礦洞深處傳來張啟明的痛呼,接著是銅錢落地的脆響。陳平安咬了咬牙,護徒之杖往地面一頓:“走,先找到龍脊位的母煞。” 他知道現在不能回頭,張啟明用命換的時間,不能白費。

江雪凝的陰陽眼在此時照亮前路,楚墨的殘影槍尖指向更深處的黑暗,那裡隱約有鐵鏈拖地的聲響。她握緊陳平安的手,純陰血在掌心凝成護符:“陳公子,張醫生說的時間,會不會是在騙我們?”

陳平安摸了摸左臂的傷疤,那裡的護心符正在微微發光,像是在回應某個約定:“不管是不是騙我們,七月半總得去鷹嘴崖看看。” 他能感覺到張啟明的矛盾,就像當年的周玄通,在陰煞教的泥潭裡掙扎,卻始終沒丟了本心。

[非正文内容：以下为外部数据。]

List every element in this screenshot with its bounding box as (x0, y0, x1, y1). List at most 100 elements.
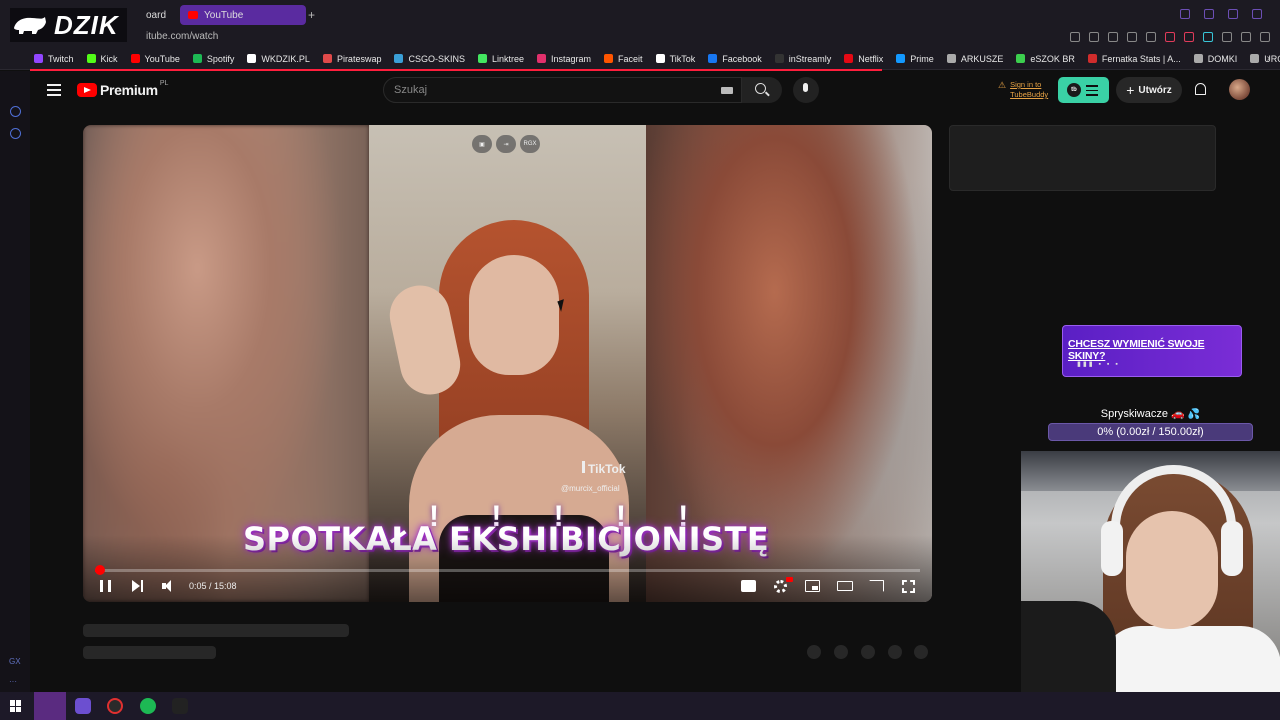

礦洞深處的鐵鏈聲越來越近,隱約還夾雜著嬰兒的啼哭。陳平安知道,母煞就在前面,而張啟明那邊的打鬥聲漸漸稀疏,不知是勝是負。他握緊護徒之杖,杖頭還陽草的根鬚突然指向側面的岔路,那裡的巖壁上,刻著個極小的 “逃” 字,筆跡與張啟明藥箱裡的黃符如出一轍。

“往這邊走。” 陳平安拽著雪凝拐進岔路,身後的鐵鏈聲突然變得狂暴,顯然母煞被驚動了。他回頭望了眼來路,在心裡默默說了句謝謝,然後加快腳步,朝著未知的黑暗走去。

張啟明用一場真假難辨的對峙,給他們指了條生路,也留下個更大的謎團。而七月半這個時間點,像顆定時炸彈,懸在每個人的心頭。陳平安知道,這場與陰煞教的糾纏,還遠遠沒到結束的時候。

岔路盡頭的微光裡,隱約能看見個石門,上面刻著陰煞教的七芒星。陳平安深吸一口氣,護徒之杖的綠光在黑暗中格外明亮,照亮了他和江雪凝堅定的臉龐。無論前方是甚麼,他們都必須走下去。